Using grave accent into rsh script.
 
Hi gurus!
Can anybody explain me if exist possibility using grave accent with rsh syntax. Here below piece of script ->
[root@noaapp1 ROOT_ACTIVE_CRON]# rsh racdev1 -l oraint ". .bash_profile;
> do
> list_files="1 2 3 4 5 6 7"
> for i in `echo ${list_files}`
> do
> echo $i
> sleep 1
> done "
and I recieved error.
bash: -c: line 1: syntax error near unexpected token `do'
bash: -c: line 1: `do'

Thanks and best regards, Staas.

Nominal Animal 05-29-2012 06:53 AM

Please use [CODE][/CODE] tags around your code. Here is your command, with color and whitespace added for clarity and emphasis:
Quote:

Originally Posted by beckss (Post 4690113)
Code:

rsh racdev1 -l oraint "
    . .bash_profile;
    do
    list_files="1 2 3 4 5 6 7"
    for i in `echo ${list_files}`
    do
        echo $i
        sleep 1
    done "


There are so many errors I don't know where to start.

Quoting: After oraint, you supply 7 parameters to rsh. The first parameter ends with 1, the second parameter is 2, and so on; the final parameter starts with 7. If you do not understand why this is, read the Quoting section in the Bash reference manual.

The first do is an error. There is no reason for it.

Backticks within a double-quoted string: the command within the backticks is run on the current machine, and whatever it yields, is inserted into the double-quoted string before it is given to rsh. Besides, you should be using $(...) instead of `...` (unless the default shell on the remote system is an ancient Unix Bourne shell -- and I don't think so, because you're explicitly sourcing .bash_profile on the remote machine).

for i in $(echo ${variable});: No, do not do that. It applies pathname expansion twice, and you do not want nor need that. Typical use would be for i in ${variable};, where the value of variable will be split and pathname expansion applied, and i will loop over the results.

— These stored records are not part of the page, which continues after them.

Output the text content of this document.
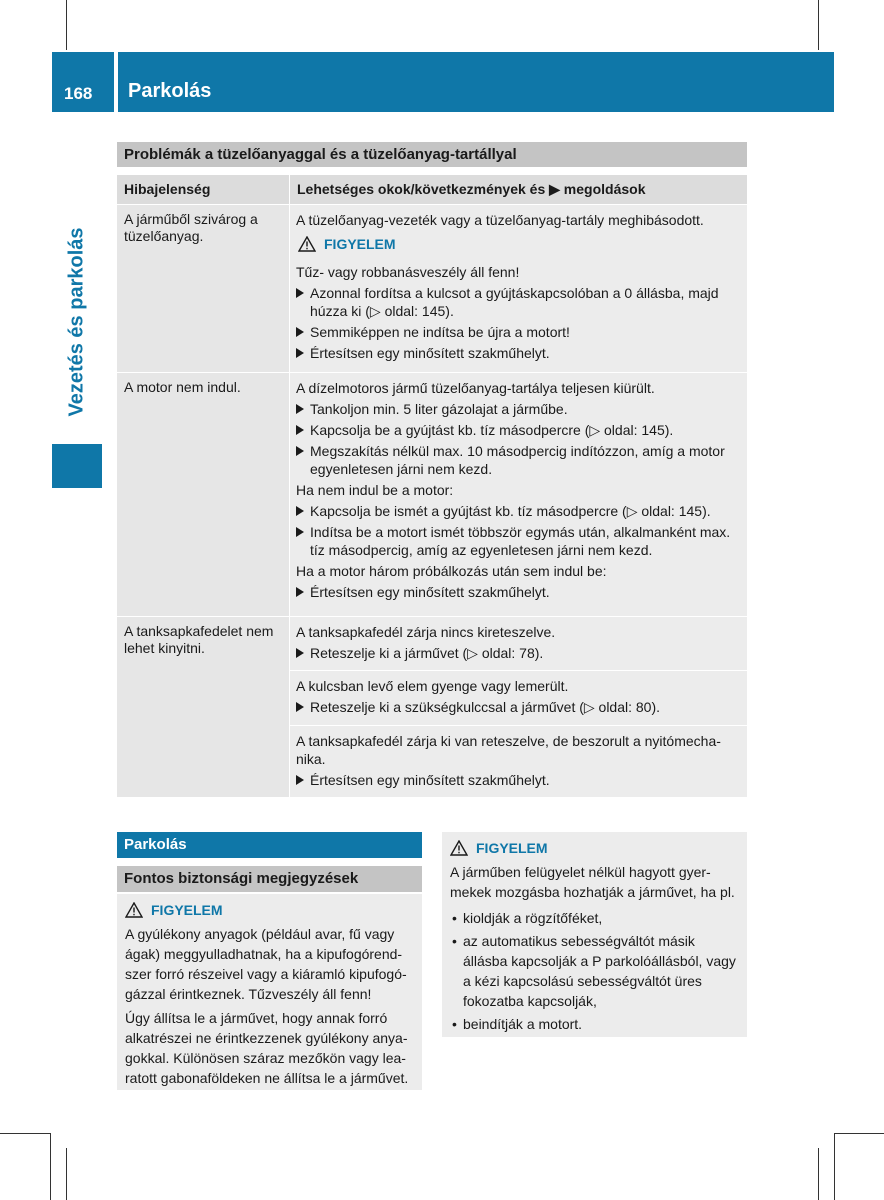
168 Parkolás
Vezetés és parkolás
Problémák a tüzelőanyaggal és a tüzelőanyag-tartállyal
Hibajelenség	Lehetséges okok/következmények és ▶ megoldások
A járműből szivárog a tüzelőanyag.
A tüzelőanyag-vezeték vagy a tüzelőanyag-tartály meghibásodott.
FIGYELEM
Tűz- vagy robbanásveszély áll fenn!
Azonnal fordítsa a kulcsot a gyújtáskapcsolóban a 0 állásba, majd húzza ki (▷ oldal: 145).
Semmiképpen ne indítsa be újra a motort!
Értesítsen egy minősített szakműhelyt.
A motor nem indul.	A dízelmotoros jármű tüzelőanyag-tartálya teljesen kiürült.
Tankoljon min. 5 liter gázolajat a járműbe.
Kapcsolja be a gyújtást kb. tíz másodpercre (▷ oldal: 145).
Megszakítás nélkül max. 10 másodpercig indítózzon, amíg a motor egyenletesen járni nem kezd.
Ha nem indul be a motor:
Kapcsolja be ismét a gyújtást kb. tíz másodpercre (▷ oldal: 145).
Indítsa be a motort ismét többször egymás után, alkalmanként max. tíz másodpercig, amíg az egyenletesen járni nem kezd.
Ha a motor három próbálkozás után sem indul be:
Értesítsen egy minősített szakműhelyt.
A tanksapkafedelet nem lehet kinyitni.
A tanksapkafedél zárja nincs kireteszelve.
Reteszelje ki a járművet (▷ oldal: 78).
A kulcsban levő elem gyenge vagy lemerült.
Reteszelje ki a szükségkulccsal a járművet (▷ oldal: 80).
A tanksapkafedél zárja ki van reteszelve, de beszorult a nyitómechanika.
Értesítsen egy minősített szakműhelyt.
Parkolás
Fontos biztonsági megjegyzések
FIGYELEM
A gyúlékony anyagok (például avar, fű vagy ágak) meggyulladhatnak, ha a kipufogórendszer forró részeivel vagy a kiáramló kipufogógázzal érintkeznek. Tűzveszély áll fenn!
Úgy állítsa le a járművet, hogy annak forró alkatrészei ne érintkezzenek gyúlékony anyagokkal. Különösen száraz mezőkön vagy learatott gabonaföldeken ne állítsa le a járművet.
FIGYELEM
A járműben felügyelet nélkül hagyott gyermekek mozgásba hozhatják a járművet, ha pl.
• kioldják a rögzítőféket,
• az automatikus sebességváltót másik állásba kapcsolják a P parkolóállásból, vagy a kézi kapcsolású sebességváltót üres fokozatba kapcsolják,
• beindítják a motort.
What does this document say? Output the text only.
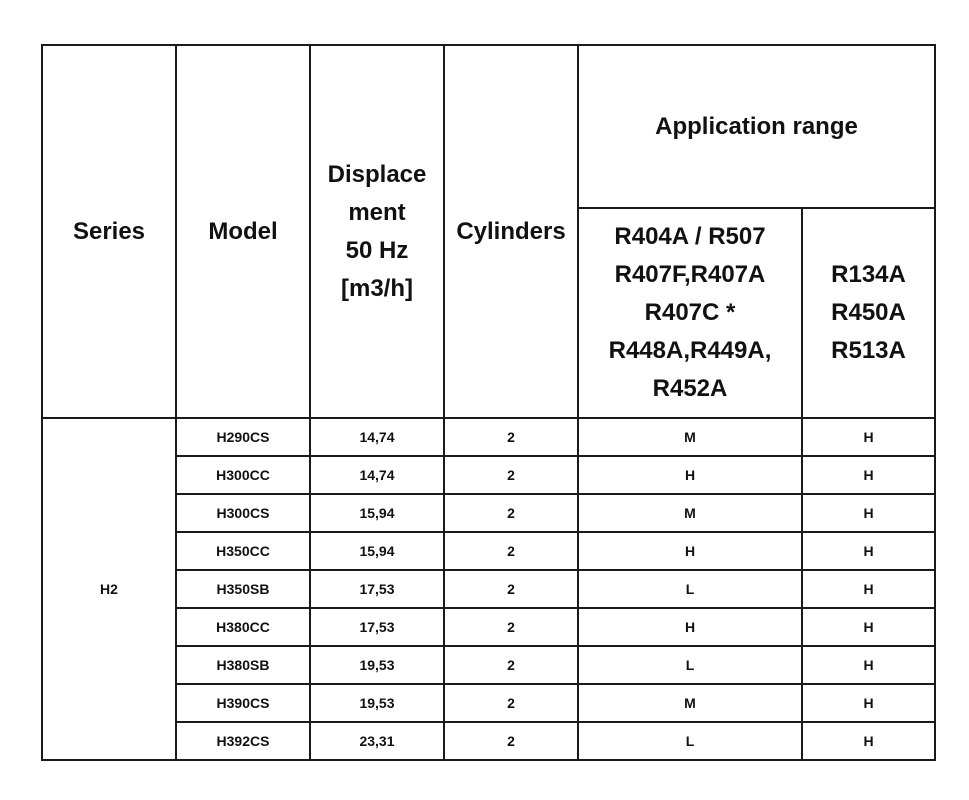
Series	Model	Displace
ment
50 Hz
[m3/h]	Cylinders	Application range	

				R404A / R507
R407F,R407A
R407C *
R448A,R449A,
R452A	R134A
R450A
R513A

H2	H290CS	14,74	2	M	H
	H300CC	14,74	2	H	H
	H300CS	15,94	2	M	H
	H350CC	15,94	2	H	H
	H350SB	17,53	2	L	H
	H380CC	17,53	2	H	H
	H380SB	19,53	2	L	H
	H390CS	19,53	2	M	H
	H392CS	23,31	2	L	H
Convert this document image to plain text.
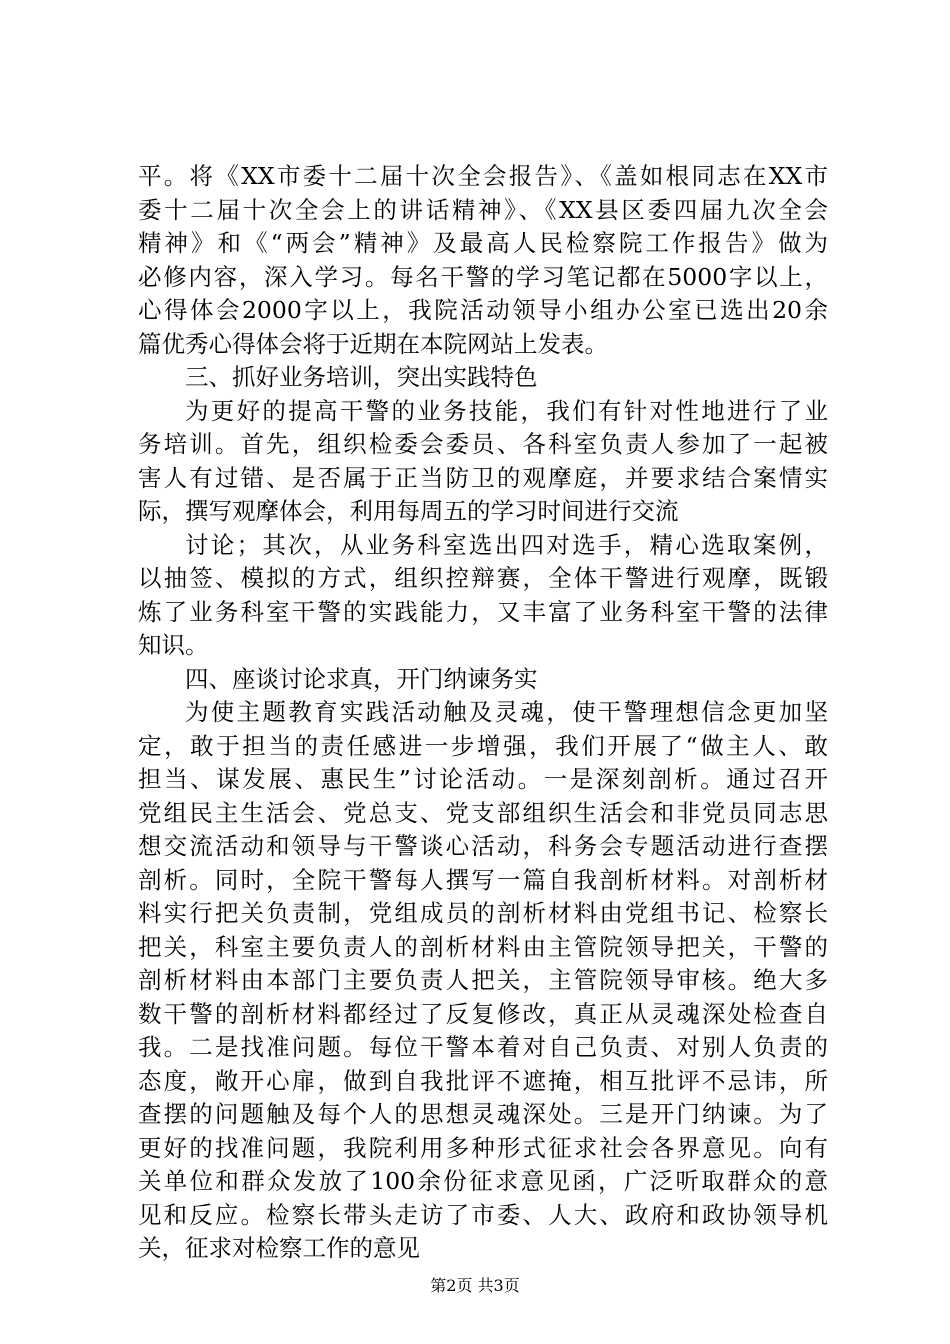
平。将《XX市委十二届十次全会报告》、《盖如根同志在XX市
委十二届十次全会上的讲话精神》、《XX县区委四届九次全会
精神》和《“两会”精神》及最高人民检察院工作报告》做为
必修内容，深入学习。每名干警的学习笔记都在5000字以上，
心得体会2000字以上，我院活动领导小组办公室已选出20余
篇优秀心得体会将于近期在本院网站上发表。
三、抓好业务培训，突出实践特色
为更好的提高干警的业务技能，我们有针对性地进行了业
务培训。首先，组织检委会委员、各科室负责人参加了一起被
害人有过错、是否属于正当防卫的观摩庭，并要求结合案情实
际，撰写观摩体会，利用每周五的学习时间进行交流
讨论；其次，从业务科室选出四对选手，精心选取案例，
以抽签、模拟的方式，组织控辩赛，全体干警进行观摩，既锻
炼了业务科室干警的实践能力，又丰富了业务科室干警的法律
知识。
四、座谈讨论求真，开门纳谏务实
为使主题教育实践活动触及灵魂，使干警理想信念更加坚
定，敢于担当的责任感进一步增强，我们开展了“做主人、敢
担当、谋发展、惠民生”讨论活动。一是深刻剖析。通过召开
党组民主生活会、党总支、党支部组织生活会和非党员同志思
想交流活动和领导与干警谈心活动，科务会专题活动进行查摆
剖析。同时，全院干警每人撰写一篇自我剖析材料。对剖析材
料实行把关负责制，党组成员的剖析材料由党组书记、检察长
把关，科室主要负责人的剖析材料由主管院领导把关，干警的
剖析材料由本部门主要负责人把关，主管院领导审核。绝大多
数干警的剖析材料都经过了反复修改，真正从灵魂深处检查自
我。二是找准问题。每位干警本着对自己负责、对别人负责的
态度，敞开心扉，做到自我批评不遮掩，相互批评不忌讳，所
查摆的问题触及每个人的思想灵魂深处。三是开门纳谏。为了
更好的找准问题，我院利用多种形式征求社会各界意见。向有
关单位和群众发放了100余份征求意见函，广泛听取群众的意
见和反应。检察长带头走访了市委、人大、政府和政协领导机
关，征求对检察工作的意见
第2页 共3页
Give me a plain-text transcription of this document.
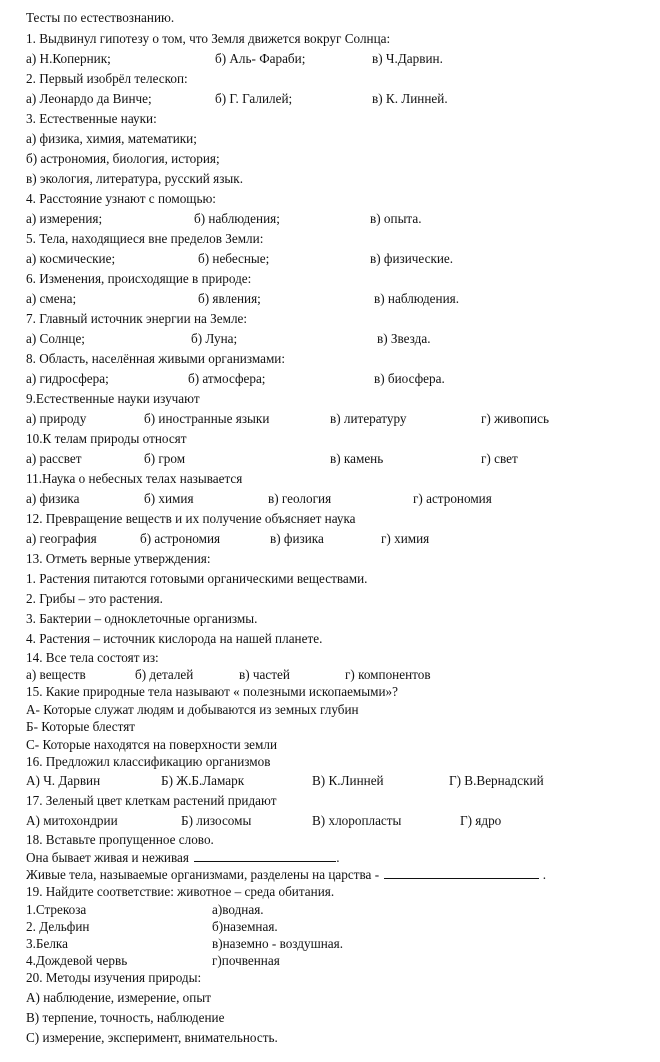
Тесты по естествознанию.
1. Выдвинул гипотезу о том, что Земля движется вокруг Солнца:
а) Н.Коперник;	б) Аль- Фараби;	в) Ч.Дарвин.
2. Первый изобрёл телескоп:
а) Леонардо да Винче;	б) Г. Галилей;	в) К. Линней.
3. Естественные науки:
а) физика, химия, математики;
б) астрономия, биология, история;
в) экология, литература, русский язык.
4. Расстояние узнают с помощью:
а) измерения;	б) наблюдения;	в) опыта.
5. Тела, находящиеся вне пределов Земли:
а) космические;	б) небесные;	в) физические.
6. Изменения, происходящие в природе:
а) смена;	б) явления;	в) наблюдения.
7. Главный источник энергии на Земле:
а) Солнце;	б) Луна;	в) Звезда.
8. Область, населённая живыми организмами:
а) гидросфера;	б) атмосфера;	в) биосфера.
9.Естественные науки изучают
а) природу	б) иностранные языки	в) литературу	г) живопись
10.К телам природы относят
а) рассвет	б) гром	в) камень	г) свет
11.Наука о небесных телах называется
а) физика	б) химия	в) геология	г) астрономия
12. Превращение веществ и их получение объясняет наука
а) география	б) астрономия	в) физика	г) химия
13. Отметь верные утверждения:
1. Растения питаются готовыми органическими веществами.
2. Грибы – это растения.
3. Бактерии – одноклеточные организмы.
4. Растения – источник кислорода на нашей планете.
14. Все тела состоят из:
а) веществ	б) деталей	в) частей	г) компонентов
15. Какие природные тела называют « полезными ископаемыми»?
А- Которые служат людям и добываются из земных глубин
Б- Которые блестят
С- Которые находятся на поверхности земли
16. Предложил классификацию организмов
А) Ч. Дарвин	Б) Ж.Б.Ламарк	В) К.Линней	Г) В.Вернадский
17. Зеленый цвет клеткам растений придают
А) митохондрии	Б) лизосомы	В) хлоропласты	Г) ядро
18. Вставьте пропущенное слово.
Она бывает живая и неживая	.
Живые тела, называемые организмами, разделены на царства -	.
19. Найдите соответствие: животное – среда обитания.
1.Стрекоза	а)водная.
2. Дельфин	б)наземная.
3.Белка	в)наземно - воздушная.
4.Дождевой червь	г)почвенная
20. Методы изучения природы:
А) наблюдение, измерение, опыт
В) терпение, точность, наблюдение
С) измерение, эксперимент, внимательность.
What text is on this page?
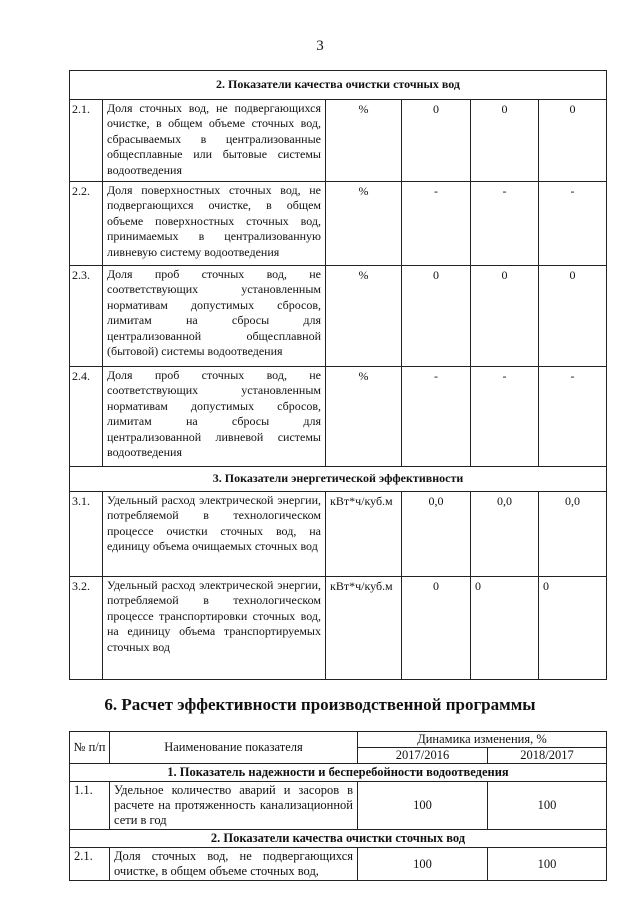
3
2. Показатели качества очистки сточных вод					
2.1.	Доля сточных вод, не подвергающихся очистке, в общем объеме сточных вод, сбрасываемых в централизованные общесплавные или бытовые системы водоотведения	%	0	0	0
2.2.	Доля поверхностных сточных вод, не подвергающихся очистке, в общем объеме поверхностных сточных вод, принимаемых в централизованную ливневую систему водоотведения	%	-	-	-
2.3.	Доля проб сточных вод, не соответствующих установленным нормативам допустимых сбросов, лимитам на сбросы для централизованной общесплавной (бытовой) системы водоотведения	%	0	0	0
2.4.	Доля проб сточных вод, не соответствующих установленным нормативам допустимых сбросов, лимитам на сбросы для централизованной ливневой системы водоотведения	%	-	-	-
3. Показатели энергетической эффективности					
3.1.	Удельный расход электрической энергии, потребляемой в технологическом процессе очистки сточных вод, на единицу объема очищаемых сточных вод	кВт*ч/куб.м	0,0	0,0	0,0
3.2.	Удельный расход электрической энергии, потребляемой в технологическом процессе транспортировки сточных вод, на единицу объема транспортируемых сточных вод	кВт*ч/куб.м	0	0	0
6. Расчет эффективности производственной программы
№ п/п	Наименование показателя	Динамика изменения, %	
		2017/2016	2018/2017
1. Показатель надежности и бесперебойности водоотведения			
1.1.	Удельное количество аварий и засоров в расчете на протяженность канализационной сети в год	100	100
2. Показатели качества очистки сточных вод			
2.1.	Доля сточных вод, не подвергающихся очистке, в общем объеме сточных вод,	100	100
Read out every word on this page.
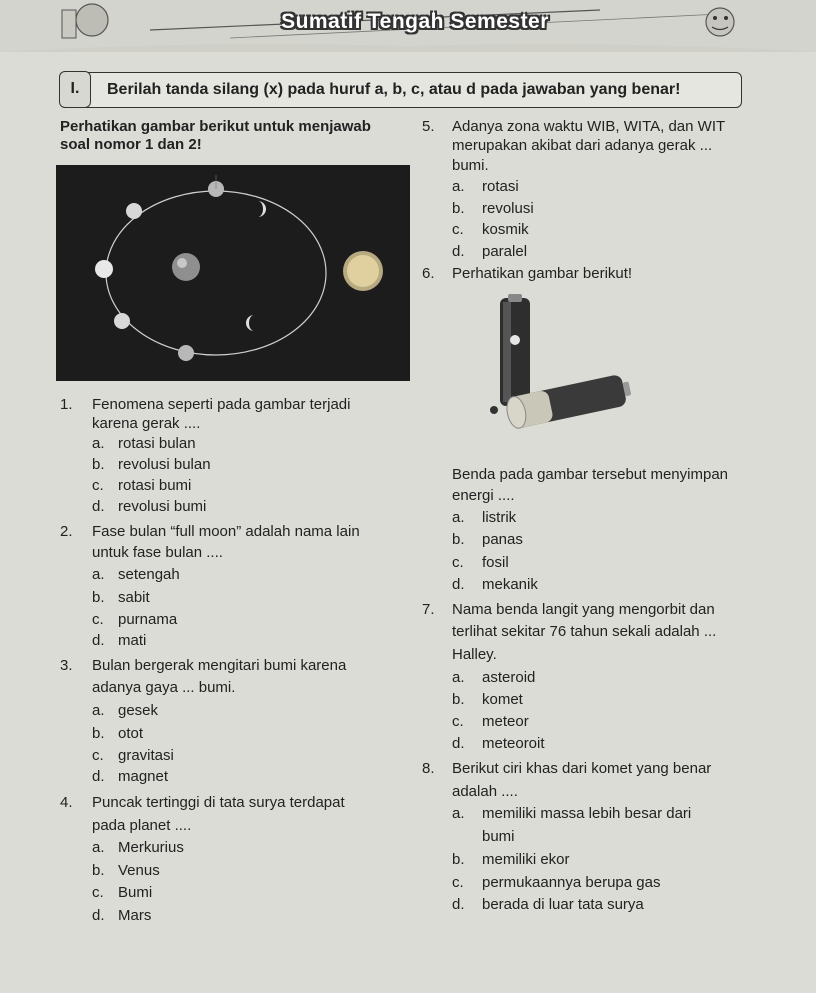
Sumatif Tengah Semester
I.	Berilah tanda silang (x) pada huruf a, b, c, atau d pada jawaban yang benar!
Perhatikan gambar berikut untuk menjawab
soal nomor 1 dan 2!
1. Fenomena seperti pada gambar terjadi
karena gerak ....
a. rotasi bulan
b. revolusi bulan
c. rotasi bumi
d. revolusi bumi
2. Fase bulan “full moon” adalah nama lain
untuk fase bulan ....
a. setengah
b. sabit
c. purnama
d. mati
3. Bulan bergerak mengitari bumi karena
adanya gaya ... bumi.
a. gesek
b. otot
c. gravitasi
d. magnet
4. Puncak tertinggi di tata surya terdapat
pada planet ....
a. Merkurius
b. Venus
c. Bumi
d. Mars
5. Adanya zona waktu WIB, WITA, dan WIT
merupakan akibat dari adanya gerak ...
bumi.
a. rotasi
b. revolusi
c. kosmik
d. paralel
6. Perhatikan gambar berikut!
Benda pada gambar tersebut menyimpan
energi ....
a. listrik
b. panas
c. fosil
d. mekanik
7. Nama benda langit yang mengorbit dan
terlihat sekitar 76 tahun sekali adalah ...
Halley.
a. asteroid
b. komet
c. meteor
d. meteoroit
8. Berikut ciri khas dari komet yang benar
adalah ....
a. memiliki massa lebih besar dari
bumi
b. memiliki ekor
c. permukaannya berupa gas
d. berada di luar tata surya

Finally, are you sure you wish to use rsh and not ssh (with key-based authentication)?

Consider using something like
Code:

ssh -l oraint racdev1 bash -c 'for i in 1 2 3 4 5 6 7; do echo $i; sleep 1; done'
or perhaps
Code:

ssl -l oraint racdev1 bash -c '"list=(1 2 3 4 5 6 7)"'; for i in "${list[@]}" ; do echo "$i" ; sleep 1 ; done'
Both of these execute bash explicitly, just in case the default shell might be something else on the remote machine. The latter uses double quotes to set up the list array in the remote shell, so you can insert variables etc. from the local shell. The actual snippet is in single quotes, so that the local shell will not interpret that part. Both just echo the numbers 1 to 7 one at a time, sleeping for a second in between, running the loop on the remote machine.

beckss 05-29-2012 07:50 AM

Hi!
Thanks you correct. I am not paste proper code.
Please inpect below ->
[root@noaapp1 tmp]# rsh racdev1 ". .bash_profile;
list_files="1 2 3 4 5 6 7"
for i in `echo ${list_files}`
do
echo $i
sleep 1
done"
bash: line 1: 2: command not found

Thanks Staas.

pan64 05-29-2012 08:38 AM

yes, it is the same:
rsh host command
command is now: ". .bash_profile;
list_files="1

described by "some text" and the 1 coming immediately after "
and the following 2 3 4 5 6 .... have no meaning. That's why you got 2: command not found.